The next day Laurie, a high school student in Haddonfield notices that a strange man dressed in a blue jump suit and a William Shatner mask is stalking her.  Laurie tells her friends Annie (Nancy Kyes) and Lynda (P.J. Soles) that she thinks someone is following them but they just laugh at her and blow the thoughts off.  Laurie becomes more and more alarmed when she begins seeing the masked man everywhere.  

Elsewhere, Dr.
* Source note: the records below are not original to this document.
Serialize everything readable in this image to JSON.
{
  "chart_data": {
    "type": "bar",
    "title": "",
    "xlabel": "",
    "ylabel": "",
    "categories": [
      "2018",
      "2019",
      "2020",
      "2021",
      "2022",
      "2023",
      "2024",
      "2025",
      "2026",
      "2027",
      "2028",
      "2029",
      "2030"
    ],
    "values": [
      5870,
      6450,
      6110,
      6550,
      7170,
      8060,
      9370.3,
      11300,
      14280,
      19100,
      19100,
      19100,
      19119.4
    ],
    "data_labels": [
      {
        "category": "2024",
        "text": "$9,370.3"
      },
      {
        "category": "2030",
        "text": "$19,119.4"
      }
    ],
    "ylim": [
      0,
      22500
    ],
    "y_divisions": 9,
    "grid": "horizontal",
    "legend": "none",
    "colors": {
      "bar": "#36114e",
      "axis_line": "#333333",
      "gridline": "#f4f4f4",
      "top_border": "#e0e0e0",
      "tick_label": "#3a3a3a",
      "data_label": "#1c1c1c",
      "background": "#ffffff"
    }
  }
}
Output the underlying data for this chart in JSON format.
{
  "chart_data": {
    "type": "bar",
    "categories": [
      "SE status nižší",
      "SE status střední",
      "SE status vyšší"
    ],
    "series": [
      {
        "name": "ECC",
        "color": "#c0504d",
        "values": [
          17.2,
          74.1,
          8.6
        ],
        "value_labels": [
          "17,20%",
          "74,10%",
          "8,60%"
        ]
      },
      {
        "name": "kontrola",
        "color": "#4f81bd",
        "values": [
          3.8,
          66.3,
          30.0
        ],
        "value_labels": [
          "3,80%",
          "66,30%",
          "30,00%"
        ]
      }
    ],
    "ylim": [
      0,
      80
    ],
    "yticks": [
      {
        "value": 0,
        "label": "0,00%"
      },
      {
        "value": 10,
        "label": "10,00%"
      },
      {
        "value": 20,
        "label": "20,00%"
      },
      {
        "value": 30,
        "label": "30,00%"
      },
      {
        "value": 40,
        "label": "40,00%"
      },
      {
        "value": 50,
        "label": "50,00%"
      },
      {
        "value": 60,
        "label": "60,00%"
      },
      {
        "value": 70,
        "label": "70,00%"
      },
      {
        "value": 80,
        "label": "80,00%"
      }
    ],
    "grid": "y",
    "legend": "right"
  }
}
Loomis has predicted that Myers will return to his hometown, so he goes to Haddonfield as a precaution and warns the Sheriff Leigh Brackett (Charles Cyphers) that if Myers has returned home that no one in town is safe.  




This film is considered a slasher film and compared to today's standards, there isn't too much gore in it but there is still it's fair share of blood and killing.  It is films like this one (as well as "Night of the Living Dead", 1968 and "The Exorcist", 1973) that helped to shape modern day horror films.  After this, the simple job of babysitting will never be the same.  What babysitter hasn't sat alone, in a dark and quite house after the child has gone to bed and not heard all kinds of strange sounds around them?  This film just helps to add to the uneasiness of doing this job in an unknown place.

Anyone that calls themselves a fan of horror films needs to see this or else they aren't truly a horror fan.  If it weren't for this film as well as some of the other horror films that came out around this time period, there is a very good chance that we wouldn't have as many excellent films in this genre as we do today.

You may want to lock your doors before you watch this one but Don't Forget the Popcorn!